Determine equations for the tangents to the points on the curve y = -x^4 + 8x^2 such that the tangent lines are perpendicular to the line x = 1.
I've found the derivative, but not really sure where to go from here.
The first derivative is the slope of the tangent at a given point
hoping you had
-4x^3 + 16x for the derivative, which, when x = 1 becomes -4+16 or 12
Since the new line is perpendicular to the tangent , it's slope must be -1/12 ,the negative reciprocal.
-4x^3 + 16x = -1/12
4x^3 - 16x - 1/12 = 0
48x^3 - 192x - 1 = 0
perhaps your problem is solving this cubic.
It does not factor , so it is hard to do, and quite messy
You could use something like Wolfram to solve it, .....

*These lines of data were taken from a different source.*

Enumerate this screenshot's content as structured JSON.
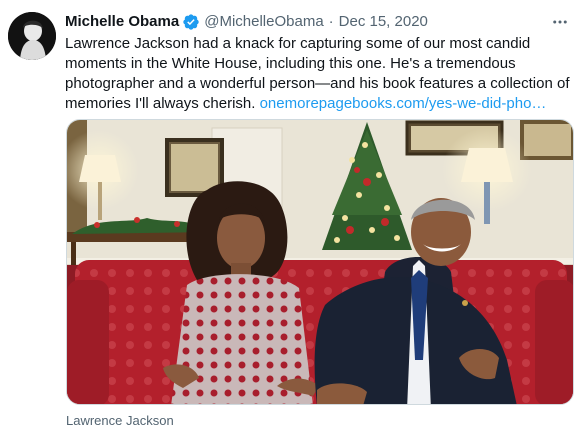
{
  "tweet": {
    "author_name": "Michelle Obama",
    "handle": "@MichelleObama",
    "separator": "·",
    "date": "Dec 15, 2020",
    "body": "Lawrence Jackson had a knack for capturing some of our most candid moments in the White House, including this one. He's a tremendous photographer and a wonderful person—and his book features a collection of memories I'll always cherish.",
    "link": "onemorepagebooks.com/yes-we-did-pho…",
    "photo_credit": "Lawrence Jackson"
  },
  "icons": {
    "verified": "verified-badge-icon",
    "more": "more-options-icon"
  },
  "colors": {
    "link": "#1d9bf0",
    "secondary_text": "#536471",
    "primary_text": "#0f1419",
    "verified": "#1d9bf0"
  }
}
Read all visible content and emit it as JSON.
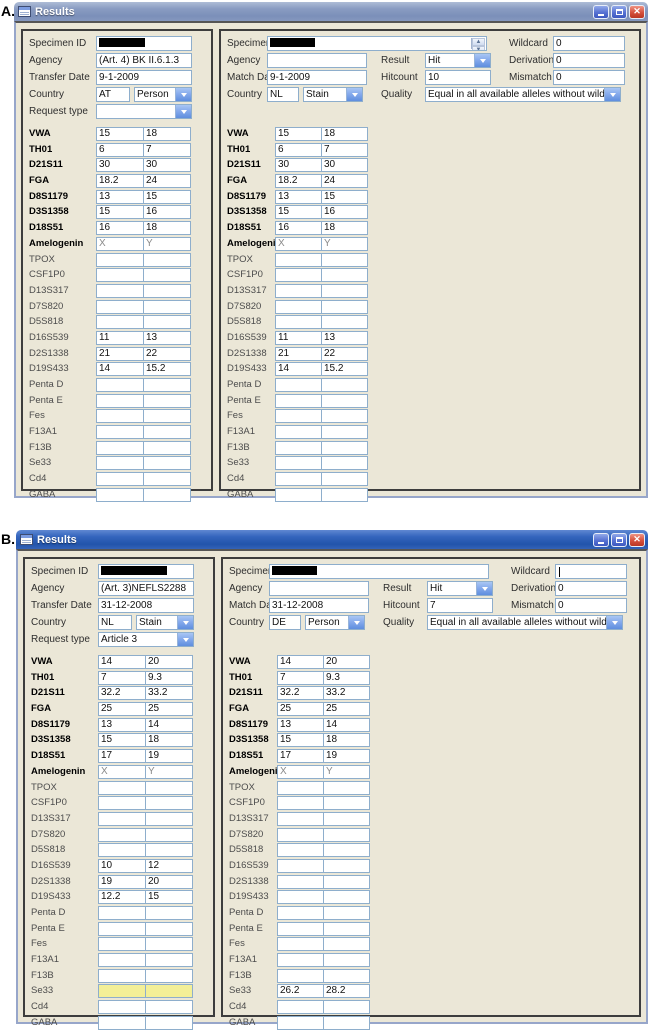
{
  "figure_labels": {
    "a": "A.",
    "b": "B."
  },
  "labels": {
    "specimen_id": "Specimen ID",
    "agency": "Agency",
    "transfer_date": "Transfer Date",
    "match_date": "Match Date",
    "country": "Country",
    "request_type": "Request type",
    "result": "Result",
    "hitcount": "Hitcount",
    "quality": "Quality",
    "wildcard": "Wildcard",
    "derivation": "Derivation",
    "mismatch": "Mismatch"
  },
  "colors": {
    "client_background": "#ebe7d7",
    "titlebar_active": "#2254ab",
    "titlebar_inactive": "#8a9cc2",
    "field_border": "#8eaecc",
    "highlight_yellow": "#f3ef97",
    "close_button_red": "#d6503c"
  },
  "windows": [
    {
      "title": "Results",
      "request": {
        "specimen_id_redacted": true,
        "agency": "(Art. 4) BK II.6.1.3",
        "transfer_date": "9-1-2009",
        "country_code": "AT",
        "country_type": "Person",
        "request_type": "",
        "loci": [
          {
            "n": "VWA",
            "b": 1,
            "v1": "15",
            "v2": "18"
          },
          {
            "n": "TH01",
            "b": 1,
            "v1": "6",
            "v2": "7"
          },
          {
            "n": "D21S11",
            "b": 1,
            "v1": "30",
            "v2": "30"
          },
          {
            "n": "FGA",
            "b": 1,
            "v1": "18.2",
            "v2": "24"
          },
          {
            "n": "D8S1179",
            "b": 1,
            "v1": "13",
            "v2": "15"
          },
          {
            "n": "D3S1358",
            "b": 1,
            "v1": "15",
            "v2": "16"
          },
          {
            "n": "D18S51",
            "b": 1,
            "v1": "16",
            "v2": "18"
          },
          {
            "n": "Amelogenin",
            "b": 1,
            "v1": "X",
            "v2": "Y",
            "g": 1
          },
          {
            "n": "TPOX"
          },
          {
            "n": "CSF1P0"
          },
          {
            "n": "D13S317"
          },
          {
            "n": "D7S820"
          },
          {
            "n": "D5S818"
          },
          {
            "n": "D16S539",
            "v1": "11",
            "v2": "13"
          },
          {
            "n": "D2S1338",
            "v1": "21",
            "v2": "22"
          },
          {
            "n": "D19S433",
            "v1": "14",
            "v2": "15.2"
          },
          {
            "n": "Penta D"
          },
          {
            "n": "Penta E"
          },
          {
            "n": "Fes"
          },
          {
            "n": "F13A1"
          },
          {
            "n": "F13B"
          },
          {
            "n": "Se33"
          },
          {
            "n": "Cd4"
          },
          {
            "n": "GABA"
          }
        ]
      },
      "match": {
        "specimen_id_redacted": true,
        "has_spinner": true,
        "agency": "",
        "match_date": "9-1-2009",
        "country_code": "NL",
        "country_type": "Stain",
        "result": "Hit",
        "hitcount": "10",
        "wildcard": "0",
        "derivation": "0",
        "mismatch": "0",
        "quality": "Equal in all available alleles without wildcards",
        "loci": [
          {
            "n": "VWA",
            "b": 1,
            "v1": "15",
            "v2": "18"
          },
          {
            "n": "TH01",
            "b": 1,
            "v1": "6",
            "v2": "7"
          },
          {
            "n": "D21S11",
            "b": 1,
            "v1": "30",
            "v2": "30"
          },
          {
            "n": "FGA",
            "b": 1,
            "v1": "18.2",
            "v2": "24"
          },
          {
            "n": "D8S1179",
            "b": 1,
            "v1": "13",
            "v2": "15"
          },
          {
            "n": "D3S1358",
            "b": 1,
            "v1": "15",
            "v2": "16"
          },
          {
            "n": "D18S51",
            "b": 1,
            "v1": "16",
            "v2": "18"
          },
          {
            "n": "Amelogenin",
            "b": 1,
            "v1": "X",
            "v2": "Y",
            "g": 1
          },
          {
            "n": "TPOX"
          },
          {
            "n": "CSF1P0"
          },
          {
            "n": "D13S317"
          },
          {
            "n": "D7S820"
          },
          {
            "n": "D5S818"
          },
          {
            "n": "D16S539",
            "v1": "11",
            "v2": "13"
          },
          {
            "n": "D2S1338",
            "v1": "21",
            "v2": "22"
          },
          {
            "n": "D19S433",
            "v1": "14",
            "v2": "15.2"
          },
          {
            "n": "Penta D"
          },
          {
            "n": "Penta E"
          },
          {
            "n": "Fes"
          },
          {
            "n": "F13A1"
          },
          {
            "n": "F13B"
          },
          {
            "n": "Se33"
          },
          {
            "n": "Cd4"
          },
          {
            "n": "GABA"
          }
        ]
      }
    },
    {
      "title": "Results",
      "request": {
        "specimen_id_redacted": true,
        "agency": "(Art. 3)NEFLS2288",
        "transfer_date": "31-12-2008",
        "country_code": "NL",
        "country_type": "Stain",
        "request_type": "Article 3",
        "loci": [
          {
            "n": "VWA",
            "b": 1,
            "v1": "14",
            "v2": "20"
          },
          {
            "n": "TH01",
            "b": 1,
            "v1": "7",
            "v2": "9.3"
          },
          {
            "n": "D21S11",
            "b": 1,
            "v1": "32.2",
            "v2": "33.2"
          },
          {
            "n": "FGA",
            "b": 1,
            "v1": "25",
            "v2": "25"
          },
          {
            "n": "D8S1179",
            "b": 1,
            "v1": "13",
            "v2": "14"
          },
          {
            "n": "D3S1358",
            "b": 1,
            "v1": "15",
            "v2": "18"
          },
          {
            "n": "D18S51",
            "b": 1,
            "v1": "17",
            "v2": "19"
          },
          {
            "n": "Amelogenin",
            "b": 1,
            "v1": "X",
            "v2": "Y",
            "g": 1
          },
          {
            "n": "TPOX"
          },
          {
            "n": "CSF1P0"
          },
          {
            "n": "D13S317"
          },
          {
            "n": "D7S820"
          },
          {
            "n": "D5S818"
          },
          {
            "n": "D16S539",
            "v1": "10",
            "v2": "12"
          },
          {
            "n": "D2S1338",
            "v1": "19",
            "v2": "20"
          },
          {
            "n": "D19S433",
            "v1": "12.2",
            "v2": "15"
          },
          {
            "n": "Penta D"
          },
          {
            "n": "Penta E"
          },
          {
            "n": "Fes"
          },
          {
            "n": "F13A1"
          },
          {
            "n": "F13B"
          },
          {
            "n": "Se33",
            "hl": 1
          },
          {
            "n": "Cd4"
          },
          {
            "n": "GABA"
          }
        ]
      },
      "match": {
        "specimen_id_redacted": true,
        "text_cursor_in_wildcard": true,
        "agency": "",
        "match_date": "31-12-2008",
        "country_code": "DE",
        "country_type": "Person",
        "result": "Hit",
        "hitcount": "7",
        "wildcard": "",
        "derivation": "0",
        "mismatch": "0",
        "quality": "Equal in all available alleles without wildcards",
        "loci": [
          {
            "n": "VWA",
            "b": 1,
            "v1": "14",
            "v2": "20"
          },
          {
            "n": "TH01",
            "b": 1,
            "v1": "7",
            "v2": "9.3"
          },
          {
            "n": "D21S11",
            "b": 1,
            "v1": "32.2",
            "v2": "33.2"
          },
          {
            "n": "FGA",
            "b": 1,
            "v1": "25",
            "v2": "25"
          },
          {
            "n": "D8S1179",
            "b": 1,
            "v1": "13",
            "v2": "14"
          },
          {
            "n": "D3S1358",
            "b": 1,
            "v1": "15",
            "v2": "18"
          },
          {
            "n": "D18S51",
            "b": 1,
            "v1": "17",
            "v2": "19"
          },
          {
            "n": "Amelogenin",
            "b": 1,
            "v1": "X",
            "v2": "Y",
            "g": 1
          },
          {
            "n": "TPOX"
          },
          {
            "n": "CSF1P0"
          },
          {
            "n": "D13S317"
          },
          {
            "n": "D7S820"
          },
          {
            "n": "D5S818"
          },
          {
            "n": "D16S539"
          },
          {
            "n": "D2S1338"
          },
          {
            "n": "D19S433"
          },
          {
            "n": "Penta D"
          },
          {
            "n": "Penta E"
          },
          {
            "n": "Fes"
          },
          {
            "n": "F13A1"
          },
          {
            "n": "F13B"
          },
          {
            "n": "Se33",
            "v1": "26.2",
            "v2": "28.2"
          },
          {
            "n": "Cd4"
          },
          {
            "n": "GABA"
          }
        ]
      }
    }
  ]
}
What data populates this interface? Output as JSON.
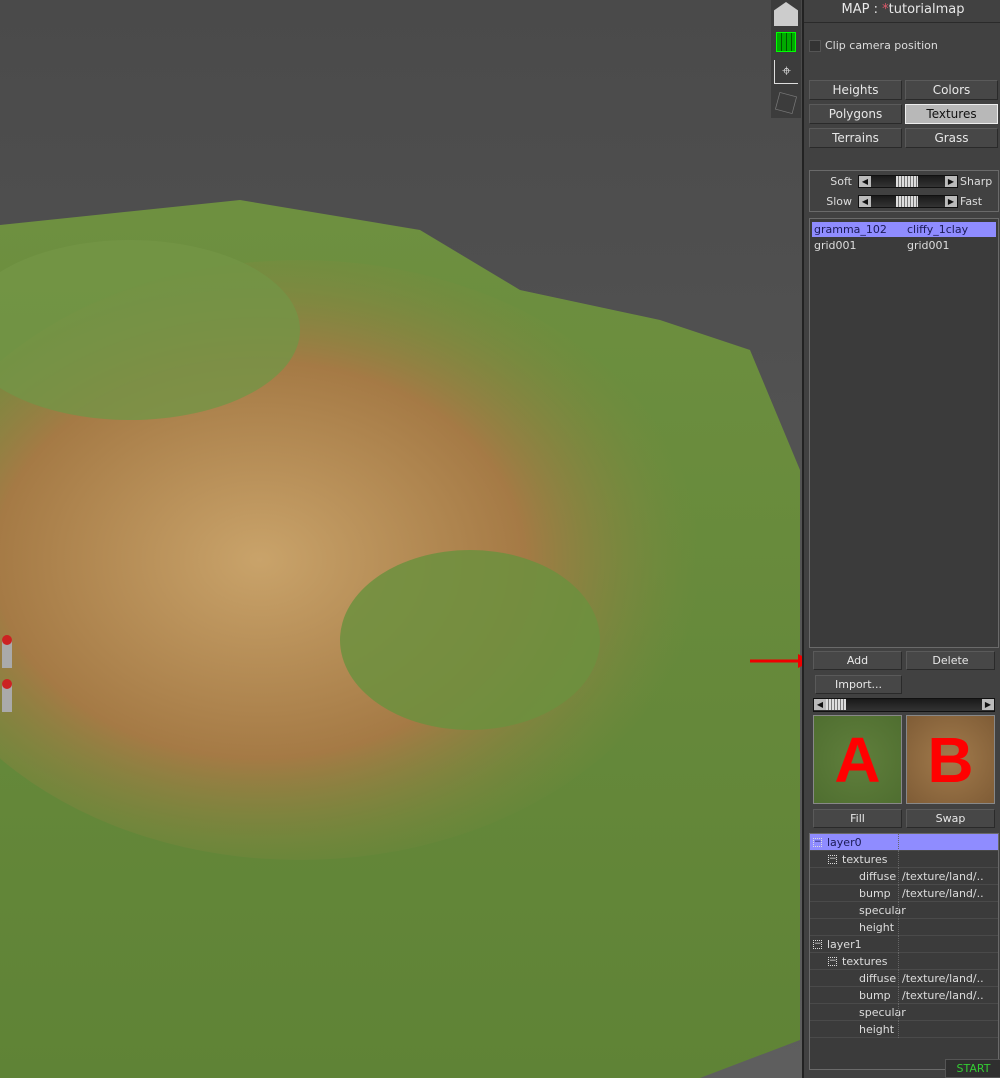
{
  "map": {
    "label": "MAP :",
    "modified_marker": "*",
    "name": "tutorialmap"
  },
  "clip_camera": {
    "label": "Clip camera position",
    "checked": false
  },
  "modes": [
    {
      "label": "Heights",
      "active": false
    },
    {
      "label": "Colors",
      "active": false
    },
    {
      "label": "Polygons",
      "active": false
    },
    {
      "label": "Textures",
      "active": true
    },
    {
      "label": "Terrains",
      "active": false
    },
    {
      "label": "Grass",
      "active": false
    }
  ],
  "sliders": [
    {
      "left": "Soft",
      "right": "Sharp",
      "value": 0.5
    },
    {
      "left": "Slow",
      "right": "Fast",
      "value": 0.5
    }
  ],
  "texture_list": [
    {
      "a": "gramma_102",
      "b": "cliffy_1clay",
      "selected": true
    },
    {
      "a": "grid001",
      "b": "grid001",
      "selected": false
    }
  ],
  "buttons": {
    "add": "Add",
    "delete": "Delete",
    "import": "Import...",
    "fill": "Fill",
    "swap": "Swap",
    "start": "START"
  },
  "tiles": {
    "a": "A",
    "b": "B"
  },
  "tree": [
    {
      "name": "layer0",
      "level": 0,
      "toggle": "−",
      "selected": true,
      "value": ""
    },
    {
      "name": "textures",
      "level": 1,
      "toggle": "−",
      "value": ""
    },
    {
      "name": "diffuse",
      "level": 2,
      "value": "/texture/land/.."
    },
    {
      "name": "bump",
      "level": 2,
      "value": "/texture/land/.."
    },
    {
      "name": "specular",
      "level": 2,
      "value": ""
    },
    {
      "name": "height",
      "level": 2,
      "value": ""
    },
    {
      "name": "layer1",
      "level": 0,
      "toggle": "−",
      "value": ""
    },
    {
      "name": "textures",
      "level": 1,
      "toggle": "−",
      "value": ""
    },
    {
      "name": "diffuse",
      "level": 2,
      "value": "/texture/land/.."
    },
    {
      "name": "bump",
      "level": 2,
      "value": "/texture/land/.."
    },
    {
      "name": "specular",
      "level": 2,
      "value": ""
    },
    {
      "name": "height",
      "level": 2,
      "value": ""
    }
  ],
  "toolbar_icons": [
    "house-icon",
    "grid-icon",
    "camera-path-icon",
    "cube-icon"
  ],
  "colors": {
    "selection": "#8f8cff",
    "annotation": "#ff0000",
    "start": "#33cc33"
  }
}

It shows 3 real x values, appr. -2, +2, and 0
https://www.wolframalpha.com/input/?i=48x%5E3+-+192x+-+1+%3D+0
I was expecting some nicer numbers, since we are not done yet
pick x = 2.0026, sub this into the original to get y = 15.99989
let's go with (2,16)
so the tangent at the point (2,16) is
y - 16 = (-1/12)(x - 2)
thanks reiny! my problem was that it was indeed cubic, and I thought i may have perhaps been doing the question wrong. You've helped me on 2 questions today, appreciate it.
Of course, the maxima are at x = ±√8, so if (2,16) is one point of interest
is (√8-0.828,16) (just to the left of the peak), then the other point is at x = -√8-0.828 = -3.656
hmmm. and yet, the cubic works at -2, not -3.656
I'll have to ponder this...
To determine equations for the tangents to the points on the curve that are perpendicular to the line x = 1, we need to follow a step-by-step process:
Step 1: Find the derivative of the given curve.
Compute the derivative of y = -x^4 + 8x^2. Using the power rule, we get:
dy/dx = -4x^3 + 16x
Step 2: Find the slope of the tangent line.
Since the tangent lines are perpendicular to the line x = 1, their slopes must be negative reciprocals of the slope of the line x = 1. The line x = 1 is a vertical line, so its slope is undefined. However, we can consider the slope of the line to be 0 for our purposes. Therefore, the slope of the tangent lines will be the negative reciprocal of 0, which is undefined.
Step 3: Set the derivative equal to the undefined slope.
-4x^3 + 16x = undefined
Step 4: Solve for x by setting the derivative equal to undefined using algebraic manipulations.
To set the derivative equal to undefined, we need to find the values of x at which the derivative is undefined. Since the derivative is a polynomial, it is defined for all real numbers. Therefore, there are no values of x at which the derivative is undefined.
Step 5: Determine the points on the curve.
To find points on the curve corresponding to the undefined slope, we need to substitute the values of x obtained in the previous step into the original equation y = -x^4 + 8x^2.
Since there are no values of x at which the derivative is undefined, there are no points on the curve that satisfy the given conditions.
Therefore, there are no equations for the tangents to the points on the curve y = -x^4 + 8x^2 such that the tangent lines are perpendicular to the line x = 1.